In questa sua deriva, Ricciardi trova uno stimolo inatteso e riapre le indagini, non ufficialmente, su una morte avvenuta qualche mese prima: una donna bellissima gli chiede di scoprire la verità, più per egoismo, o narcisismo. Ma tant’è, Ricciardi si dà una mossa e incrocia i tentacoli misteriosi dell’Ovra incarnata da Falco. E comincia una sfida nell’ombra: Ricciardi si muove senza fare sapere nulla ai suoi colleghi, salvo a un paio di fidatissimi amici. Falco è per natura capace di seguire senza farsi scoprire. Sono due animali adattissimi a competere in una terra fatta di incognite e amori, di femmine fatali e lacerazioni. Due falene.

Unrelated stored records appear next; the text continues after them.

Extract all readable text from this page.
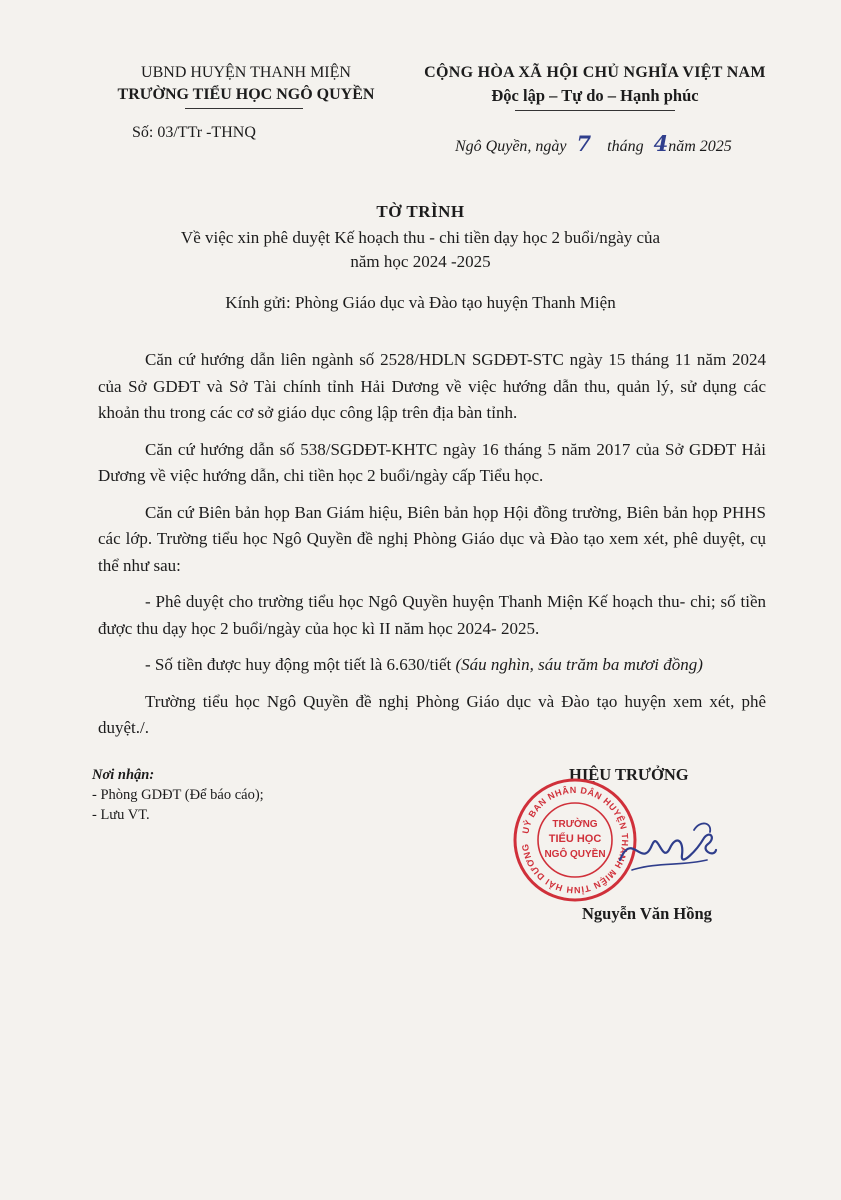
UBND HUYỆN THANH MIỆN
TRƯỜNG TIỂU HỌC NGÔ QUYỀN
CỘNG HÒA XÃ HỘI CHỦ NGHĨA VIỆT NAM
Độc lập – Tự do – Hạnh phúc
Số: 03/TTr -THNQ
Ngô Quyền, ngày 7 tháng 4năm 2025
TỜ TRÌNH
Về việc xin phê duyệt Kế hoạch thu - chi tiền dạy học 2 buổi/ngày của
năm học 2024 -2025
Kính gửi: Phòng Giáo dục và Đào tạo huyện Thanh Miện

Căn cứ hướng dẫn liên ngành số 2528/HDLN SGDĐT-STC ngày 15 tháng 11 năm 2024 của Sở GDĐT và Sở Tài chính tỉnh Hải Dương về việc hướng dẫn thu, quản lý, sử dụng các khoản thu trong các cơ sở giáo dục công lập trên địa bàn tỉnh.

Căn cứ hướng dẫn số 538/SGDĐT-KHTC ngày 16 tháng 5 năm 2017 của Sở GDĐT Hải Dương về việc hướng dẫn, chi tiền học 2 buổi/ngày cấp Tiểu học.

Căn cứ Biên bản họp Ban Giám hiệu, Biên bản họp Hội đồng trường, Biên bản họp PHHS các lớp. Trường tiểu học Ngô Quyền đề nghị Phòng Giáo dục và Đào tạo xem xét, phê duyệt, cụ thể như sau:

- Phê duyệt cho trường tiểu học Ngô Quyền huyện Thanh Miện Kế hoạch thu- chi; số tiền được thu dạy học 2 buổi/ngày của học kì II năm học 2024- 2025.

- Số tiền được huy động một tiết là 6.630/tiết (Sáu nghìn, sáu trăm ba mươi đồng)

Trường tiểu học Ngô Quyền đề nghị Phòng Giáo dục và Đào tạo huyện xem xét, phê duyệt./.

Nơi nhận:
- Phòng GDĐT (Để báo cáo);
- Lưu VT.
HIỆU TRƯỞNG
UỶ BAN NHÂN DÂN HUYỆN THANH MIỆN TỈNH HẢI DƯƠNG
TRƯỜNG
TIỂU HỌC
NGÔ QUYỀN
Nguyễn Văn Hồng
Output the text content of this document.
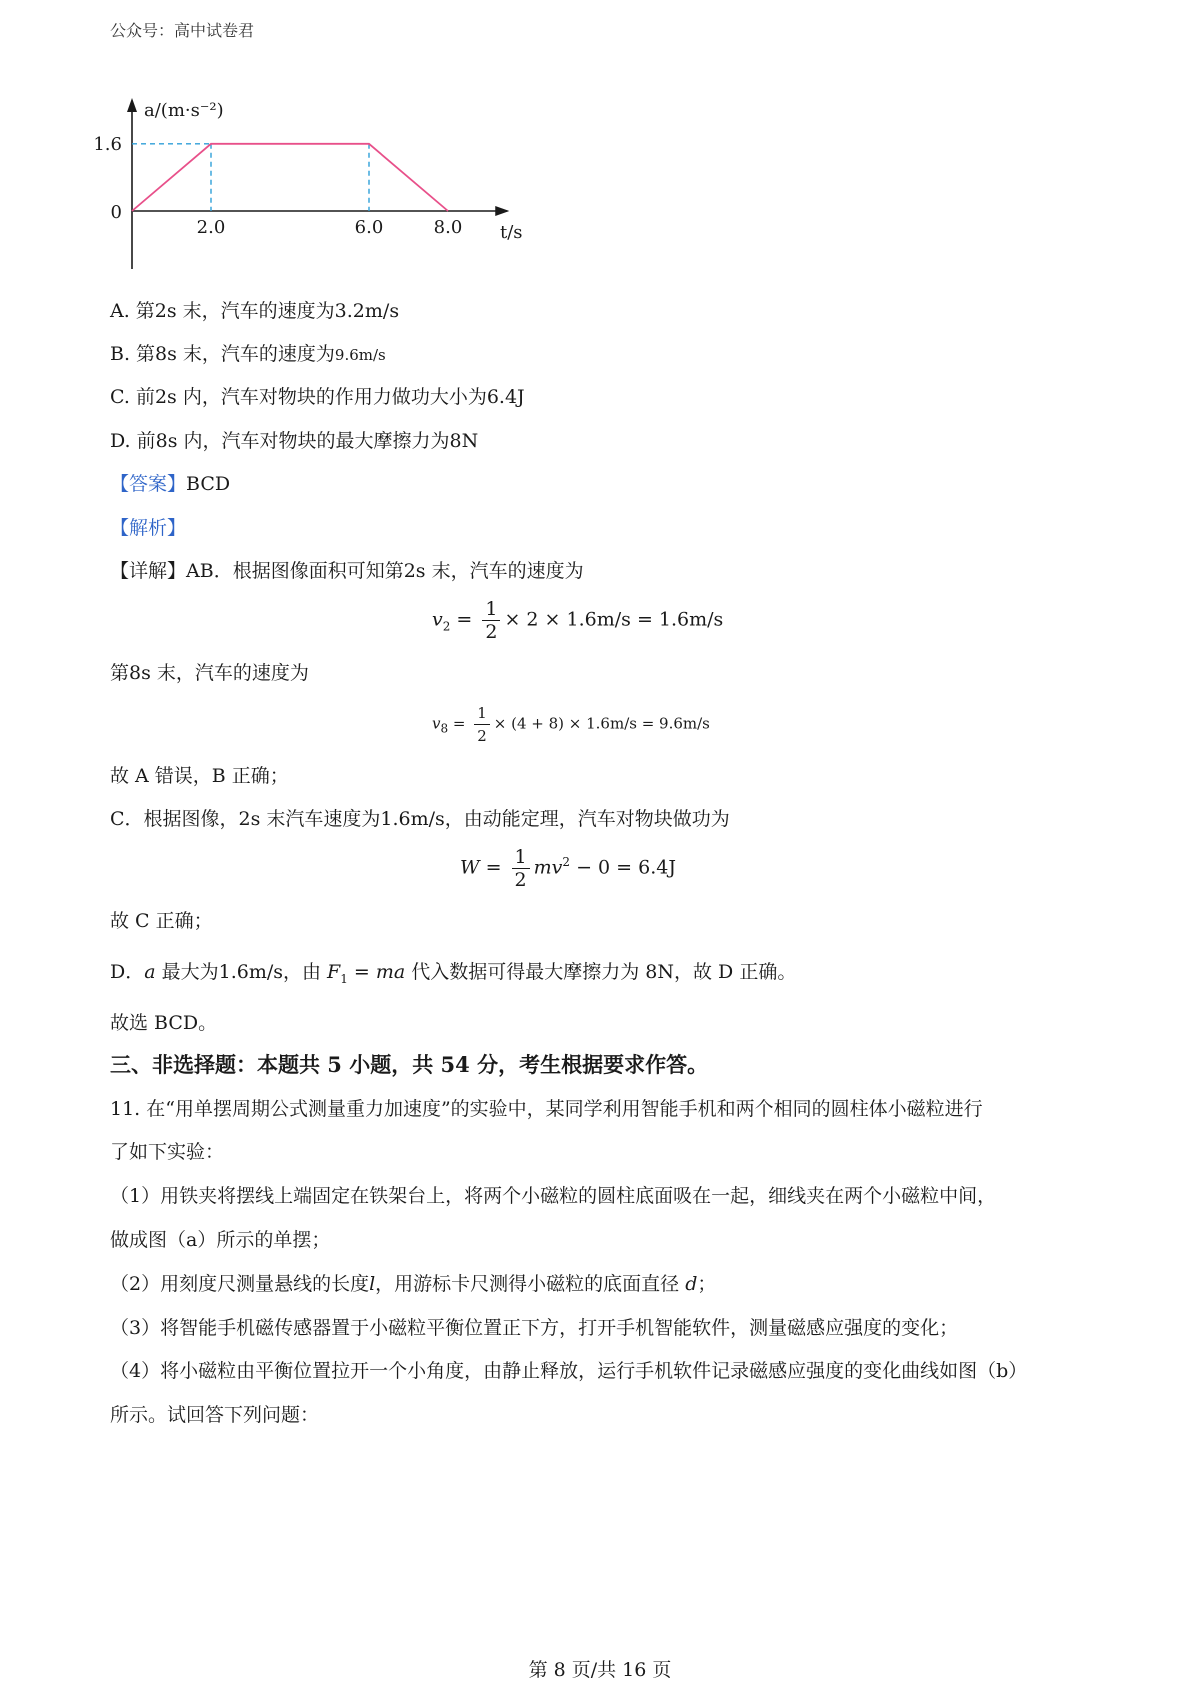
公众号：高中试卷君
a/(m·s⁻²)
1.6
0
2.0	6.0	8.0 t/s
A. 第2s 末，汽车的速度为3.2m/s
B. 第8s 末，汽车的速度为9.6m/s
C. 前2s 内，汽车对物块的作用力做功大小为6.4J
D. 前8s 内，汽车对物块的最大摩擦力为8N
【答案】BCD
【解析】
【详解】AB．根据图像面积可知第2s 末，汽车的速度为
$v_2 = \frac{1}{2} \times 2 \times 1.6m/s = 1.6m/s$
第8s 末，汽车的速度为
$v_8 = \frac{1}{2} \times (4 + 8) \times 1.6m/s = 9.6m/s$
故 A 错误，B 正确；
C．根据图像，2s 末汽车速度为1.6m/s，由动能定理，汽车对物块做功为
$W = \frac{1}{2} mv^2 - 0 = 6.4J$
故 C 正确；
D．a 最大为1.6m/s，由 $F_1$ = ma 代入数据可得最大摩擦力为 8N，故 D 正确。
故选 BCD。
三、非选择题：本题共 5 小题，共 54 分，考生根据要求作答。
11. 在“用单摆周期公式测量重力加速度”的实验中，某同学利用智能手机和两个相同的圆柱体小磁粒进行
了如下实验：
（1）用铁夹将摆线上端固定在铁架台上，将两个小磁粒的圆柱底面吸在一起，细线夹在两个小磁粒中间，
做成图（a）所示的单摆；
（2）用刻度尺测量悬线的长度l，用游标卡尺测得小磁粒的底面直径 d；
（3）将智能手机磁传感器置于小磁粒平衡位置正下方，打开手机智能软件，测量磁感应强度的变化；
（4）将小磁粒由平衡位置拉开一个小角度，由静止释放，运行手机软件记录磁感应强度的变化曲线如图（b）
所示。试回答下列问题：
第 8 页/共 16 页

«Falco è un altro personaggio in crescita: nei precedenti episodi, viveva solo in relazione a Livia, un’altra donna che ruota attorno a Ricciardi. Adesso, Falco svolta e si fa protagonista. Ha una sua radice storica: recentemente sono stati aperti gli archivi dell’Ovra e abbiamo scoperto che solo a Napoli l’organizzazione poteva contare su 1.500 informatori. Un numero enorme che implica l’esistenza di una grande ragnatela di cui Falco decide di mettersi al centro. È un uomo raffinato, deciso, notturno. Certamente un bel cattivo, un bel nemico».
Possiamo conoscere le canzoni che faranno da colonna sonora nei prossimi due episodi di Ricciardi?
«Intanto se mi serve una canzone che racconti un sentimento devo essere attento nella scelta. E siccome i prossimi due libri ci porteranno nei terreni, rispettivamente, di gelosia e tradimento, ecco che la colonna sonora del primo sarà Voce ’e notte scritta dal giovane poeta Eduardo Nicolardi, che aveva perso l’amata, andata in sposa, per volere dei genitori di lei, a un ricco settantacinquenne. Nicolardi la scrive di getto il giorno del matrimonio, un ciabattino in due ore la mette in musica e la sera stessa va a portare la serenata sotto casa della donna amata che sta vivendo la prima notte di nozze. E nella canzone lei diventa la Sposa e lui diventa la Voce. Non la chiama per nome, non si chiama per nome perché sa che per farle arrivare il suo amore basterà ’na voce ’e notte. E se la voce sveglierà lo sposo, prosegue il testo, digli pure che questa serenata è senza dedica, frutto solo di un pazzo in un vicolo. Ma le canzoni sono potenti e dopo poco tempo il settantacinquenne muore e i due giovani possono sposarsi. Avranno nove figli.
Per il tradimento ho scelto invece Rundinella. Racconta di un uomo che da tre giorni è stato abbandonato dalla donna amata e che a tutti gli amici dice semplicemente: è partita ma tornerà. Solo con il suo migliore amico non è riuscito a confidarsi: nun ll’aggio visto e nun c’è cchiù venuto…, dice il testo. Che si chiude con una domanda: forse è partito pure lui?».